22:04 | страница 42



Латиноамериканская музыка из проезжающей машины вывела его из забытья. Он вынул телефон, чтобы посмотреть время и освежить в памяти адрес бара, и, пройдя под двумя грохочущими мостами, оказался в Дамбо; по мере приближения к месту встречи его ладони холодели от волнения. Он припозднился теперь достаточно, чтобы предполагать, что Ханна уже сидит там с Джошем и Мэри. Вот и бар – никакой вывески, только одна голая лампочка около двери; он потрогал лицо, чтобы проверить, не потное ли оно, не будет ли блестеть, но лицо оказалось сухим. Потом нащупал в кармане куртки пакетик с пластинками для свежести дыхания. Когда попытался положить одну на язык, понял, что случайно вытащил сразу несколько ментоловых пластинок; они слиплись в одну клейкую массу, и он выплюнул комок на тротуар.

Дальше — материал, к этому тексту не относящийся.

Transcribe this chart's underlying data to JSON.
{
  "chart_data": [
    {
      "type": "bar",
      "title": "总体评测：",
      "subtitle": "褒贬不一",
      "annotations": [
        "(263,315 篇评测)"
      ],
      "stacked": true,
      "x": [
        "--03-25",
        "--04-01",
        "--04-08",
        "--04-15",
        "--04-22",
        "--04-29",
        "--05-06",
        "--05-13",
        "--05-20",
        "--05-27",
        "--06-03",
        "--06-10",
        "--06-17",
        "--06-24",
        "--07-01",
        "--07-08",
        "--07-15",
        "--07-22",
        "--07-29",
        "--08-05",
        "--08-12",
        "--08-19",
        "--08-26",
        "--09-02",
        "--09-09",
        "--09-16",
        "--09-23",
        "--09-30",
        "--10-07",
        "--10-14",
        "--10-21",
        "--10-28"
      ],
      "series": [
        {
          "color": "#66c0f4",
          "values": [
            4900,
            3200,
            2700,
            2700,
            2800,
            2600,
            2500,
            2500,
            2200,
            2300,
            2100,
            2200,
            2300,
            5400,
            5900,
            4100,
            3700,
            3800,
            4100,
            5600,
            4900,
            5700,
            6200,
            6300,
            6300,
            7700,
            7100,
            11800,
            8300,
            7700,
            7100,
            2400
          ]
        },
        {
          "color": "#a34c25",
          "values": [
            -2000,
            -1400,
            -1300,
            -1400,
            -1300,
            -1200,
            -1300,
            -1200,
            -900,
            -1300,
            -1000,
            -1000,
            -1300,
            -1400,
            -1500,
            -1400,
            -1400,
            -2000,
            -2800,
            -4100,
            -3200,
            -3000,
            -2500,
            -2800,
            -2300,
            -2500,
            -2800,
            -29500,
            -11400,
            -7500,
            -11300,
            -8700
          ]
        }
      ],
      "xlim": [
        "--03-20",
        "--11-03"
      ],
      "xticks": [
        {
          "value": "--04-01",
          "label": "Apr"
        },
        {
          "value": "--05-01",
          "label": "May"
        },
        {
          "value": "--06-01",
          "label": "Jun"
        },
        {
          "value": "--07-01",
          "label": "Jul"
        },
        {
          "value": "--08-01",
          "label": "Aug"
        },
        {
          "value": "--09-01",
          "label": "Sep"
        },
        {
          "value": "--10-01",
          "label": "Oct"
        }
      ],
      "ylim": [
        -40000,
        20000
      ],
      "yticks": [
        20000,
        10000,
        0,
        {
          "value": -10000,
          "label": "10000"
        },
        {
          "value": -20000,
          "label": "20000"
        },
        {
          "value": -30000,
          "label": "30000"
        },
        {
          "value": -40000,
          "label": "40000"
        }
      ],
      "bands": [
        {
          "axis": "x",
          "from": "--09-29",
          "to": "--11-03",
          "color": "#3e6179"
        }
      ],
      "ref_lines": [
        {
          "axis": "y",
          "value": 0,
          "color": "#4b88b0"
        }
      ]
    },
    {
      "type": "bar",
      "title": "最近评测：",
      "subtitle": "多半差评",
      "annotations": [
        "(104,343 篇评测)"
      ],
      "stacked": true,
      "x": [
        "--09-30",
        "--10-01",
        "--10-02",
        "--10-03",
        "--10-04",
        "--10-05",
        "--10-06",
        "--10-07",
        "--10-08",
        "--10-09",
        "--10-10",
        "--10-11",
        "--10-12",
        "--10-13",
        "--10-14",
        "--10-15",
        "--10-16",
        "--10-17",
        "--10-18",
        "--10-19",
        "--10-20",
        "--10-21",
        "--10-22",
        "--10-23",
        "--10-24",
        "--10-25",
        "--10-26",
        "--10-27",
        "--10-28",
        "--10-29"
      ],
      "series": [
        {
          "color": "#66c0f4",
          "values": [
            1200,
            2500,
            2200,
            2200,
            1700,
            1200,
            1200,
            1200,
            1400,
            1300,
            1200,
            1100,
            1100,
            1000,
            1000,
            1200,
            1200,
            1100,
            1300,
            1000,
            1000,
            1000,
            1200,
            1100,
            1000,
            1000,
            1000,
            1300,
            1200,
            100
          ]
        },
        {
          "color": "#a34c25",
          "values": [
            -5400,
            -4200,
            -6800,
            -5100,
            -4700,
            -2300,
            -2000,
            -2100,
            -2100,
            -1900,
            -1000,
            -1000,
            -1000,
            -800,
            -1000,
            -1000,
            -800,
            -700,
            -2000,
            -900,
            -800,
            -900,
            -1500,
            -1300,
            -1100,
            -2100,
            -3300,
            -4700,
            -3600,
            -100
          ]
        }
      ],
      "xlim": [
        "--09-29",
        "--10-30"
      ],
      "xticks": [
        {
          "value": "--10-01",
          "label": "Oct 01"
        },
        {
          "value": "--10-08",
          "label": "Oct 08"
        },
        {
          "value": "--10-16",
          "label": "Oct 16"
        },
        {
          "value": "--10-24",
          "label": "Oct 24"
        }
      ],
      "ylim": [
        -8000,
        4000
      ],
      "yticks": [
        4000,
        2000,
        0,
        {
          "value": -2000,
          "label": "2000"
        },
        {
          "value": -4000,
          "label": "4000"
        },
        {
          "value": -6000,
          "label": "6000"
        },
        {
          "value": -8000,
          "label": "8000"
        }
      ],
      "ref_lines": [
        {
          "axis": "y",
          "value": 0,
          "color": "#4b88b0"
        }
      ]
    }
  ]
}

Бар был тускло освещен на манер подпольного заведения времен сухого закона, темное дерево, жестяной потолок с орнаментом, большинство столиков в отдельных отсеках, никакой музыки. Было так тихо, что он слышал, как бармен смешивает один из традиционных коктейлей, на чью стоимость он твердо решил не жаловаться вслух, и в угловом отсеке в дальнем конце зала он сразу заметил Джоша, чье лицо в то время состояло главным образом из бороды, и Мэри в шляпке колокольчиком, которую он уже на ней видел и считал ошибкой. Ханну закрывала перегородка, но ее присутствие угадывалось по позам Джоша и Мэри, по тому, как Джош ему помахал, и, может быть, по числу бокалов на столе.

Поймете ли вы автора, если он скажет, что лица ее он ни вначале, ни позже по-настоящему не увидел, что ли́ца для него чем дальше, тем больше становились нечитаемыми фикциями, средствами упрощающей группировки отдельных черт в памяти, пусть даже память эта была тогда спроецирована на настоящее, на промежуток между лбом и подбородком? Он мог, конечно, перечислить эти черты: серо-голубые глаза, губы, которые обычно называют полными, густые брови, которые она, вероятно, немного проредила, небольшой шрам высоко на левой скуле, и так далее. И порой эти черты на короткое время соединялись в некое целое более высокого порядка, как буквы соединяются в слова, а слова во фразы. Но подобно тому, как слова растворяются во фразах, а фразы – в абзацах и сюжетах, для того, чтобы превратить совокупность этих элементов в лицо, их надо было забыть, надо было позволить им утратить материальность, стать впечатлением, и почему-то с Ханной, с которой он теперь уже был рядом, это забвение у него ни разу не продлилось долго.